Expert Views on AI Risks
Former President of Baidu explains reasons for signing Statement on AI Risk
Background: ZHANG Ya-Qin (张亚勤) gave an interview to Internet Weekly in August 2023 discussing AI risks, translated on Concordia AI’s Chinese Perspectives on AI website. Dr. Zhang is a highly influential Chinese AI scientist, previously President of Baidu, Corporate Senior Vice President of Microsoft, and Chairman of Microsoft Research Asia. He currently is the Director of Tsinghua University’s Institute for AI Industry Research (AIR). Dr. Zhang signed the Center for AI Safety’s (CAIS) Statement on AI Risks.
Zhang’s remarks: Dr. Zhang spoke at length about risks of AI and the problem of aligning AI with human values. He explained that he signed the CAIS open letter because “uncontrolled AI research could lead to disastrous risks” and called for governments, companies, and others in society to “be vigilant at all times and strengthen supervision [of AI research], just like for nuclear weapons and COVID.” He suggested that to solve alignment, developers must build their research upon a “foundation of alignment with those [i.e., human] values” and should not be “just pursuing capabilities without addressing alignment.”
Implications: As a leading researcher and influential voice in the Chinese AI research community, it is possible that Dr. Zhang’s remarks to Chinese media on this topic could lead to greater awareness of and concern for AI frontier risks among Chinese researchers.
Other relevant articles
ZHANG Qinkun (张钦坤), Secretary General of Tencent Research Institute, and Jeff Cao (曹建峰), senior researcher at Tencent Research Institute, Value Alignment of Large AI Models: What Is It, Why, and How?, August 23, 2023.
Concordia AI’s Recent Work
Concordia AI participated in discussions at the World Artificial Intelligence Conference (WAIC) in Shanghai in July, 2023.

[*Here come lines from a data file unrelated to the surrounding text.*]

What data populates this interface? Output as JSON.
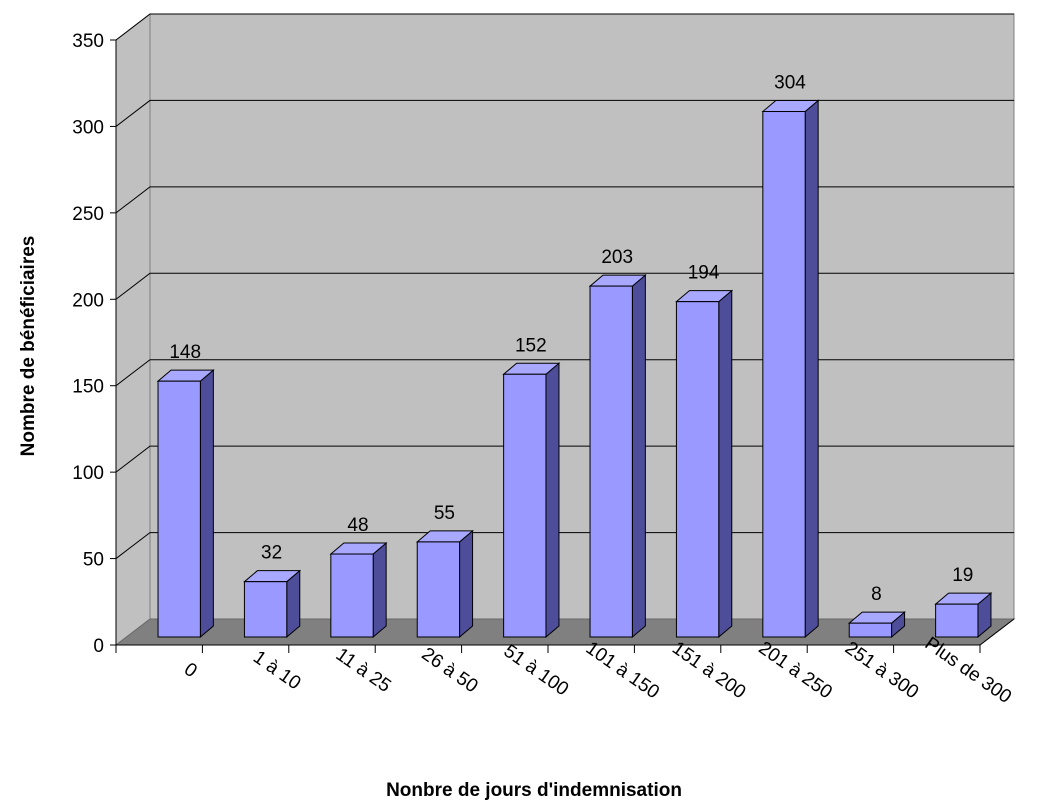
{
  "colors": {
    "wall": "#c0c0c0",
    "floor": "#808080",
    "floor_edge": "#696969",
    "grid": "#000000",
    "bar_front": "#9999ff",
    "bar_top": "#a8a8ff",
    "bar_side": "#4d4d99",
    "bar_stroke": "#000000"
  },
  "chart_data": {
    "type": "bar",
    "title": "",
    "xlabel": "Nonbre de jours d'indemnisation",
    "ylabel": "Nombre de bénéficiaires",
    "categories": [
      "0",
      "1 à 10",
      "11 à 25",
      "26 à 50",
      "51 à 100",
      "101 à 150",
      "151 à 200",
      "201 à 250",
      "251 à 300",
      "Plus de 300"
    ],
    "values": [
      148,
      32,
      48,
      55,
      152,
      203,
      194,
      304,
      8,
      19
    ],
    "data_labels": [
      "148",
      "32",
      "48",
      "55",
      "152",
      "203",
      "194",
      "304",
      "8",
      "19"
    ],
    "y_ticks": [
      "0",
      "50",
      "100",
      "150",
      "200",
      "250",
      "300",
      "350"
    ],
    "ylim": [
      0,
      350
    ],
    "grid": true,
    "legend": "none",
    "style": "3d"
  }
}
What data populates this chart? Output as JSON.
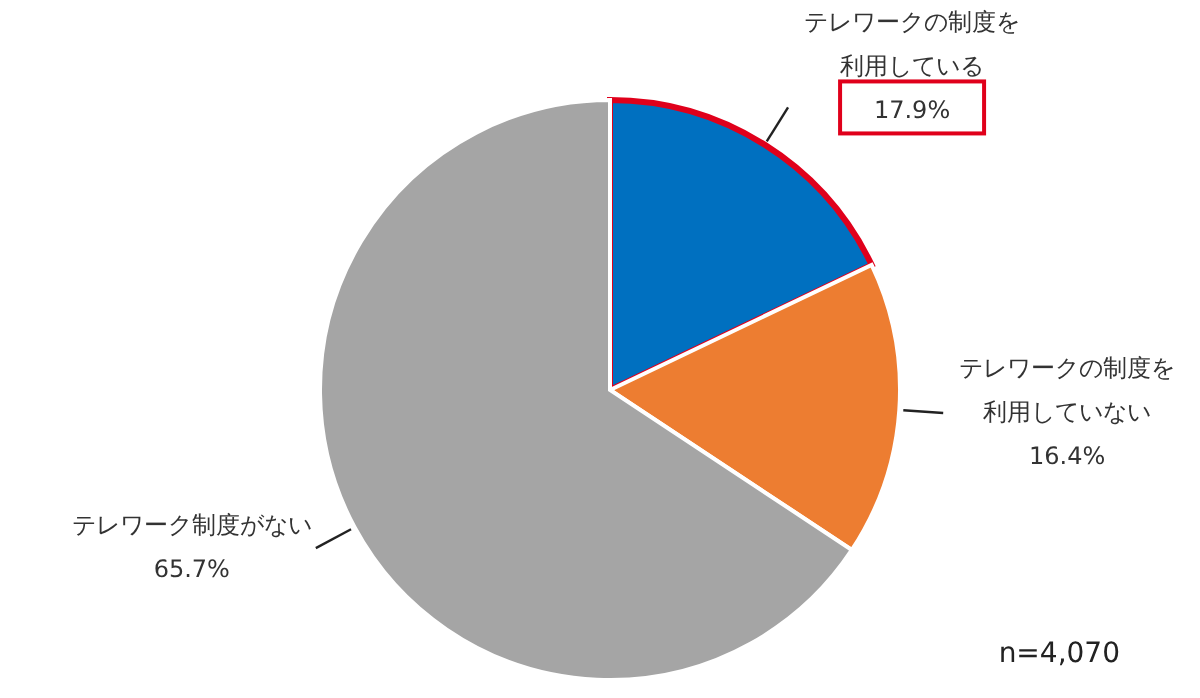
{
  "chart_data": {
    "type": "pie",
    "categories": [
      "テレワークの制度を利用している",
      "テレワークの制度を利用していない",
      "テレワーク制度がない"
    ],
    "values": [
      17.9,
      16.4,
      65.7
    ],
    "colors": [
      "#0070c0",
      "#ed7d31",
      "#a5a5a5"
    ],
    "value_labels": [
      "17.9%",
      "16.4%",
      "65.7%"
    ],
    "annotations": [
      "n=4,070"
    ]
  }
}
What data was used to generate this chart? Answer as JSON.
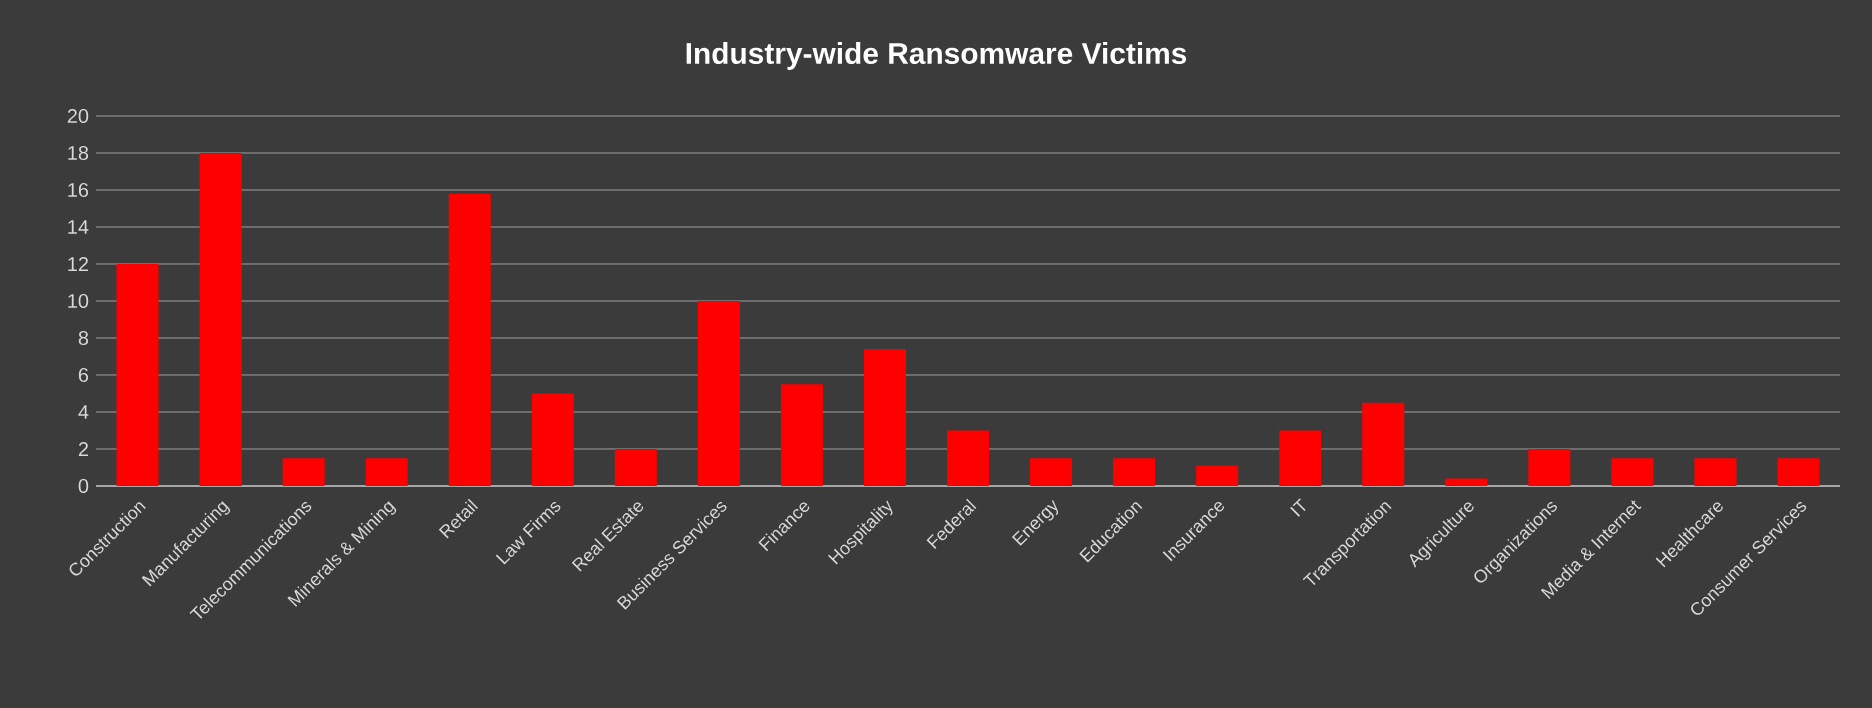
{
  "chart_data": {
    "type": "bar",
    "title": "Industry-wide Ransomware Victims",
    "categories": [
      "Construction",
      "Manufacturing",
      "Telecommunications",
      "Minerals & Mining",
      "Retail",
      "Law Firms",
      "Real Estate",
      "Business Services",
      "Finance",
      "Hospitality",
      "Federal",
      "Energy",
      "Education",
      "Insurance",
      "IT",
      "Transportation",
      "Agriculture",
      "Organizations",
      "Media & Internet",
      "Healthcare",
      "Consumer Services"
    ],
    "values": [
      12,
      18,
      1.5,
      1.5,
      15.8,
      5,
      2,
      10,
      5.5,
      7.4,
      3,
      1.5,
      1.5,
      1.1,
      3,
      4.5,
      0.4,
      2,
      1.5,
      1.5,
      1.5
    ],
    "color": "#ff0000",
    "ylim": [
      0,
      20
    ],
    "yticks": [
      0,
      2,
      4,
      6,
      8,
      10,
      12,
      14,
      16,
      18,
      20
    ],
    "grid": "y"
  }
}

Concordia AI released a Chinese-language AI Alignment Failure Database jointly with leading Chinese AI media publication Synced Review (机器之心). The database can be found here and currently collates 79 cases of alignment failures, adding on to collections developed by researchers at DeepMind.
Concordia AI was a co-organizer of the 2023 IJCAI-WAIC Large Model and Technological Singularity: Humanities and Science Face-to-Face Summit on July 7. Speakers included Max Tegmark from MIT, Toby Walsh from the University of New South Wales, and CHENG Sumei (成素梅) from the Shanghai Academy of Social Sciences.
Feedback and Suggestions
Please reach out to us at info@concordia-ai.com if you have any feedback, comments, or suggestions for topics for the newsletter to cover.
The remark was made by Liu Duo (刘多), president of the China Academy for Information and Communications Technology (中国信息通信研究院), which is housed under the Ministry for Industry and Information Technology (工业和信息化部).
The 2022 Beijing Declaration curiously states: “We express our concerns on the risk, and ethical dilemma related to Artificial Intelligence, such as privacy, manipulation, bias, human-robot interaction, employment, effects and singularity among others,” where “effects” does not make grammatical sense in the sentence. The 2021 BRICS Communications Ministers’ Meeting declaration contains the same sentence except saying “effects of autonomy” rather than just “effects.” We therefore assess that “effects of autonomy” was the intended meaning and was most likely accidentally miswritten in the 2022 Beijing Declaration.
The full Chinese name for TC260 is 全国信息安全标准化技术委员会.
The English term “Societal AI” is directly provided by the MSRA article, even though the direct translation is “Socially Responsible AI.”